Trail in Ontario, Canada

The Prescott-Russell Recreational Trail (Trail) is a 72 km long former rail trail in Prescott-Russell, Ontario, Canada, maintained by a non profit corporation. The trail begins at the Quebec border in the east, just outside of the village of Saint-Eugène and goes to the eastern boundary of the City of Ottawa, passing through the townships of East Hawkesbury,
Champlain, The Nation, Alfred and Plantagenet, and Clarence-Rockland.

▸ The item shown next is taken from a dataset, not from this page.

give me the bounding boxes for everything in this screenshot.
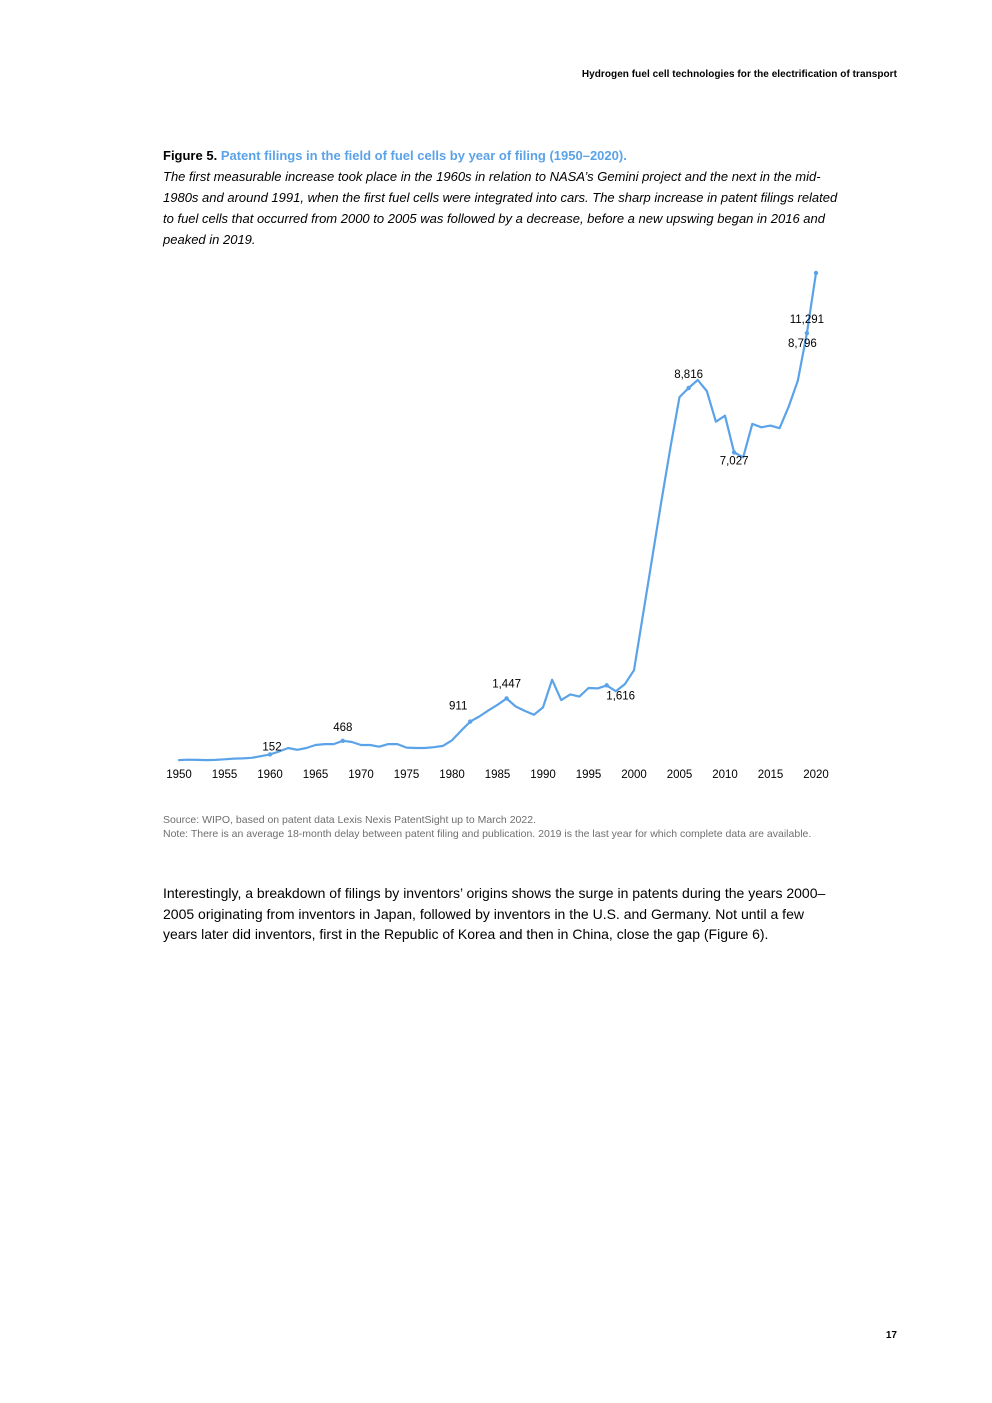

The trail primarily passes through farmland, with some forested sections. Because it runs along a former railway, it is quite flat. The trail surface is mainly stone dust, although it is paved near the rural population centres. Notable sights along the trail include the former railway station in Bourget and the bridge over the South Nation River near Plantagenet. Six pavilions are located along the trail in Saint-Eugène, Vankleek Hill, Plantagenet, Alfred, Bourget, and Hammond.

The trail is used for a variety of purposes, including cycling, walking and snowmobiling (in the winter). Neither ATVs nor horse-riding are allowed on the Trail, although horse-riding is allowed on the Prescott-Russell Trail Link.

The route runs along the former roadbed of the Canadian Pacific line between Ottawa and Montreal, which was owned by Via Rail until 2021. The rails were lifted in 1986, while the trail was inaugurated in 2006. The agreement between Via and Prescott-Russell lasted until December 2021, when a non profit entity named the Sentier recreatif Prescott Russell Recreational Trail took over ownership and operations of the Trail.

==Potential closure==
In 2016, the Prescott-Russell announced that it was studying the idea of closing the trail, due to its $400,000 per year maintenance cost.

The county ultimately decided in the 2017 budget to cut the trail maintenance budget to $200,000 a year. Further consultations on the viability of the trail have been held.

An agreement was reached in December 2021 between VIA Rail, the Counties and the non-profit corporation for the ownership and management of the Trail going forward.

==Prescott-Russell Trail link==
The Prescott-Russell trail link is a 26 km extension of the Prescott-Russell Recreational Trail into Ottawa, following the same former railway right-of-way. It goes from the western end of the Prescott-Russell trail at the eastern border of the Ottawa, passing near Navan and Orleans before ending in a dead end near Highway 417. It is maintained by the City of Ottawa.